The two biggest flaws of deep learning are its lack of model interpretability (i.e. why did my model make that prediction?) and the large amount of data that deep neural networks require in order to learn. Parsing, tokenizing, spelling correction, part-of-speech tagging, noun and verb phrase chunking are all aspects of natural language processing long handled by symbolic AI, but since improved by deep learning approaches. In symbolic AI, discourse representation theory and first-order logic have been used to represent sentence meanings. Latent semantic analysis (LSA) and explicit semantic analysis also provided vector representations of documents. In the latter case, vector components are interpretable as concepts named by Wikipedia articles. A key component of the system architecture for all expert systems is the knowledge base, which stores facts and rules for problem-solving.[52]
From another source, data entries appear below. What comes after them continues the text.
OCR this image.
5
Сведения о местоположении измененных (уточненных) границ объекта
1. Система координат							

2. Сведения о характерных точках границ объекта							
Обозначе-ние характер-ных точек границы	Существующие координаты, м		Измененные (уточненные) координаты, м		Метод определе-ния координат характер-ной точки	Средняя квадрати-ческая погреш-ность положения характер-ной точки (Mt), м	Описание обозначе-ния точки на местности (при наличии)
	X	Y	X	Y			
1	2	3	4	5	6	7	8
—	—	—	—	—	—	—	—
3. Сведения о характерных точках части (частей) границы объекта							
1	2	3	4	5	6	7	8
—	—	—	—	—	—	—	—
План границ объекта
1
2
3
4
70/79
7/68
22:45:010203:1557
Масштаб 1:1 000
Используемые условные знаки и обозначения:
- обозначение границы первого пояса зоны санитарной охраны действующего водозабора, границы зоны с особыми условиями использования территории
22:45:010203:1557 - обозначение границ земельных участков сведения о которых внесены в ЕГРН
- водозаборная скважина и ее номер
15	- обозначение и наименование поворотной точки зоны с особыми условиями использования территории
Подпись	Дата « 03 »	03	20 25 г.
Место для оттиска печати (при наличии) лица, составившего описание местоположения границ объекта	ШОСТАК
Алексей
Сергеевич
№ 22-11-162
The simplest approach for an expert system knowledge base is simply a collection or network of production rules.

An LNN consists of a neural network trained to perform symbolic reasoning tasks, such as logical inference, theorem proving, and planning, using a combination of differentiable logic gates and differentiable inference rules. These gates and rules are designed to mimic the operations performed by symbolic reasoning systems and are trained using gradient-based optimization techniques. The work in AI started by projects like the General Problem Solver and other rule-based reasoning systems like Logic Theorist became the foundation for almost 40 years of research.